Transit Manager Mark Rickards said the 65-bus fleet has eight cameras installed on 35- and 40-foot buses, with 10 on 60-foot articulating buses and para-transit buses having a half dozen. All vehicles also have four cameras for exterior views.

“We have the whole exterior covered,” he said. “One looking front, one looking down each side and also one looking out the back.”

Capturing footage outside transit buses can prove useful on a number of fronts, Rickards said.

“When there is an accident or … collision where a car hits a bus, we can go back and look at that and determine liability or fault,” he said.

In other cases, exterior footage captures criminal activities, Rickards said. 
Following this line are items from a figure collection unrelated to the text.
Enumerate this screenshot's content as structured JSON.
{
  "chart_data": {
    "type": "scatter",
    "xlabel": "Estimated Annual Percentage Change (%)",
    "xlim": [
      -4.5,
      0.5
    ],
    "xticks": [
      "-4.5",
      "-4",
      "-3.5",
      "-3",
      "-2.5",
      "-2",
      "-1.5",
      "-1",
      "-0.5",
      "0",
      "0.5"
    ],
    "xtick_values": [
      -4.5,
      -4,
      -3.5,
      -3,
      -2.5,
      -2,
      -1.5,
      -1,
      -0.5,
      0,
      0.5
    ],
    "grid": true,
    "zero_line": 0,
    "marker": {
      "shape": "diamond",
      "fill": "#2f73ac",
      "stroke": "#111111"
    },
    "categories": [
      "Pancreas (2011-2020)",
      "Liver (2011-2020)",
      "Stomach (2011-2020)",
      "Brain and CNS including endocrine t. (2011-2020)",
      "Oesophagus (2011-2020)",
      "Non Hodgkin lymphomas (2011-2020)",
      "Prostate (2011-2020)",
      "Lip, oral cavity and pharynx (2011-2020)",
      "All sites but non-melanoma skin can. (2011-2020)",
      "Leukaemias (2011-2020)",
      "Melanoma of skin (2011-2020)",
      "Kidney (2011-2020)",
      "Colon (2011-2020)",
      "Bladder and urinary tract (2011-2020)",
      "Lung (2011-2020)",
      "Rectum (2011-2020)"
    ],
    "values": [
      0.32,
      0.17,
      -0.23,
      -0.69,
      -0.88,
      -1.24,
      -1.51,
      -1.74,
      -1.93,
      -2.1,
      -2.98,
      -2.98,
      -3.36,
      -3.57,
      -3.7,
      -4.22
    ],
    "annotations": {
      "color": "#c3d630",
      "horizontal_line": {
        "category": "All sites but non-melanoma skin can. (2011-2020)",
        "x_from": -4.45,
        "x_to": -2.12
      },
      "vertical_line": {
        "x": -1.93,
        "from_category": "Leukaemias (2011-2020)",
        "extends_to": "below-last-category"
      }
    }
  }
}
“If there is a crime that supposedly happens, and the bus is going by at that time, the police can request that video,” he said. “The neat thing about these videos is you can pinpoint, slow them down, plus look at various speeds [and] angles.”

OCPD Public Affairs Officer Lindsay Richard said, in a similar fashion to private property owners’ surveillance systems, her department requests permission to use footage for investigative purposes.
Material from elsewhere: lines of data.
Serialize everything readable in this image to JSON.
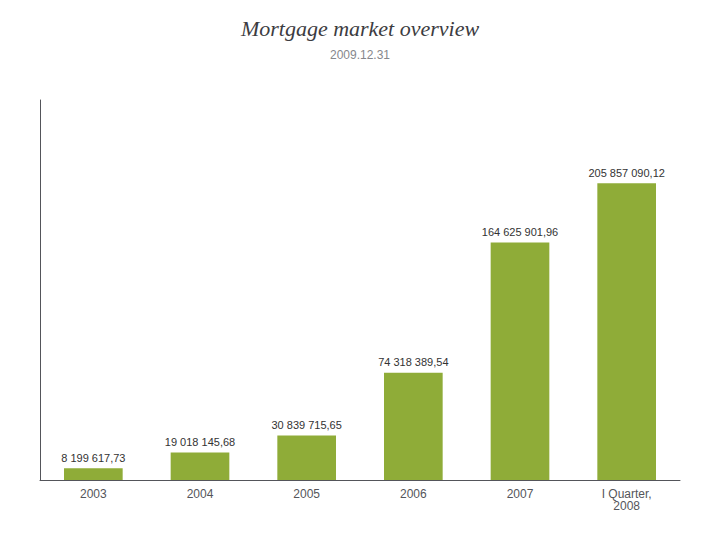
{
  "chart_data": {
    "type": "bar",
    "title": "Mortgage market overview",
    "subtitle": "2009.12.31",
    "categories": [
      "2003",
      "2004",
      "2005",
      "2006",
      "2007",
      "I Quarter,\n2008"
    ],
    "values": [
      8199617.73,
      19018145.68,
      30839715.65,
      74318389.54,
      164625901.96,
      205857090.12
    ],
    "value_labels": [
      "8 199 617,73",
      "19 018 145,68",
      "30 839 715,65",
      "74 318 389,54",
      "164 625 901,96",
      "205 857 090,12"
    ],
    "data_labels": true,
    "color": "#8fac38",
    "ylim": [
      0,
      263497075.3536
    ],
    "yticks": [],
    "tick_labels": "x",
    "grid": false
  }
}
Connor said bus surveillance footage proved useful in assisting police to identify and capture criminal suspects this summer.

“The feedback from the police department was … the clarity and quality of these images is awesome,” he said.
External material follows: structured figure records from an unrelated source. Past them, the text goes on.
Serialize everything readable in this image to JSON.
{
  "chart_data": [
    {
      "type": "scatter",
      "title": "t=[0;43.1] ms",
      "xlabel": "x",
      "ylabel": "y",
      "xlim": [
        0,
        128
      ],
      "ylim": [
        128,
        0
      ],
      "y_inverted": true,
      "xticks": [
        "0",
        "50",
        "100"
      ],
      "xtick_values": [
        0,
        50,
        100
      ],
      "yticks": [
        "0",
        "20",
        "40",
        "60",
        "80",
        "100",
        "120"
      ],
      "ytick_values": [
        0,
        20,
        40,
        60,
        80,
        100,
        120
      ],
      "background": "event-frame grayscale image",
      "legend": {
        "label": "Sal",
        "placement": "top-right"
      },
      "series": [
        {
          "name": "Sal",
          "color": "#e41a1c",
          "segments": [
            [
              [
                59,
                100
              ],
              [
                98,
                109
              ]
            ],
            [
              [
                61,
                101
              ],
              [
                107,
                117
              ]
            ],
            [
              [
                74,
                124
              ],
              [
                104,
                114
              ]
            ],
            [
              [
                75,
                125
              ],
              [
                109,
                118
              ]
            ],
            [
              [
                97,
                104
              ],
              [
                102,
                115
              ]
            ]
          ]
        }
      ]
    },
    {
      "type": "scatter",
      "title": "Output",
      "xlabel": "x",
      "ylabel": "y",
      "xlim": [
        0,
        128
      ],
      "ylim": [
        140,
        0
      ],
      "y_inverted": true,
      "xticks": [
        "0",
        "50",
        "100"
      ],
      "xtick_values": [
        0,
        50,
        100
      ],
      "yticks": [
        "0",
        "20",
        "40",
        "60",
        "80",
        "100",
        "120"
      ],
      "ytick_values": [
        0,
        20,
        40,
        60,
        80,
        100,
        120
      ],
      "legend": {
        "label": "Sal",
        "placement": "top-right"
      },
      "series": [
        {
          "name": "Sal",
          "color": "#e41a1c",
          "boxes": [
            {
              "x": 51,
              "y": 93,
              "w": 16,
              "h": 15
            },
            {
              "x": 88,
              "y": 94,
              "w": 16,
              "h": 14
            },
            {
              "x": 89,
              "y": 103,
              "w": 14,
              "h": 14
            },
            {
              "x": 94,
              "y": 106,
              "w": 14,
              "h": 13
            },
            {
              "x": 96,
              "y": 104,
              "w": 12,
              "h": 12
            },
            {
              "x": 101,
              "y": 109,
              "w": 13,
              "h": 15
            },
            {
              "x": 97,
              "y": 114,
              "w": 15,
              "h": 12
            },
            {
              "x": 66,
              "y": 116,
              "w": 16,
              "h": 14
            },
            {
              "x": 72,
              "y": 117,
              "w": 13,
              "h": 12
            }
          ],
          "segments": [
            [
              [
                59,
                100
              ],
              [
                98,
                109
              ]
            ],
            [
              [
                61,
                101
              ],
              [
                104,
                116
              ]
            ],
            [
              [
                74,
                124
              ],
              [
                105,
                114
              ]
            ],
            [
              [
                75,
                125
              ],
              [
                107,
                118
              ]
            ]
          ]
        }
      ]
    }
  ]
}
The new video system also helps address passenger complaints regarding drivers, Rickards said.

“Most times the complaints are found not to be valid,” he said. “The videos are very helpful in determining driver discipline and we couldn’t do that before.”

Reviewing incident footage also helps with driver training and retention, Rickards said.

“It’s hard to argue your own actions on the film,” he said.

Connor said in the most egregious cases, unruly passengers have assaulted drivers.

“This makes it incredibly easier for us to identify the perpetrator and under what circumstances this occurred,” he said.

The system also captures audio, which Connor said proved useful this spring after a passenger had a heated exchange with a transit driver. 

“If you didn’t have audio, you would just think this is getting a little heated,” he said. “Once you heard the words … it took it to a completely different level where it was illegal.”

Now able to decipher the precise language used, which included threats of bodily harm, Connor said accurate blame was assigned.

“It made clear sense we were not at fault and yet this person was complaining we had done something wrong,” he said. “It’s funny how people remember what they remember.”

Other camera system perks include recording bus speeds and physical locations, Rickards said.

“The driver has a view [screen] up in the visor and they can select a live shot,” he said. “With this you can see what’s going on all the way in the back.”

Rickards also noted, unlike the City Watch system on the Boardwalk which are monitored live, bus cameras are intended to enhance public safety in response to reported incidents.

“They’re safe because something is watching but we’re not watching in real time,” he said.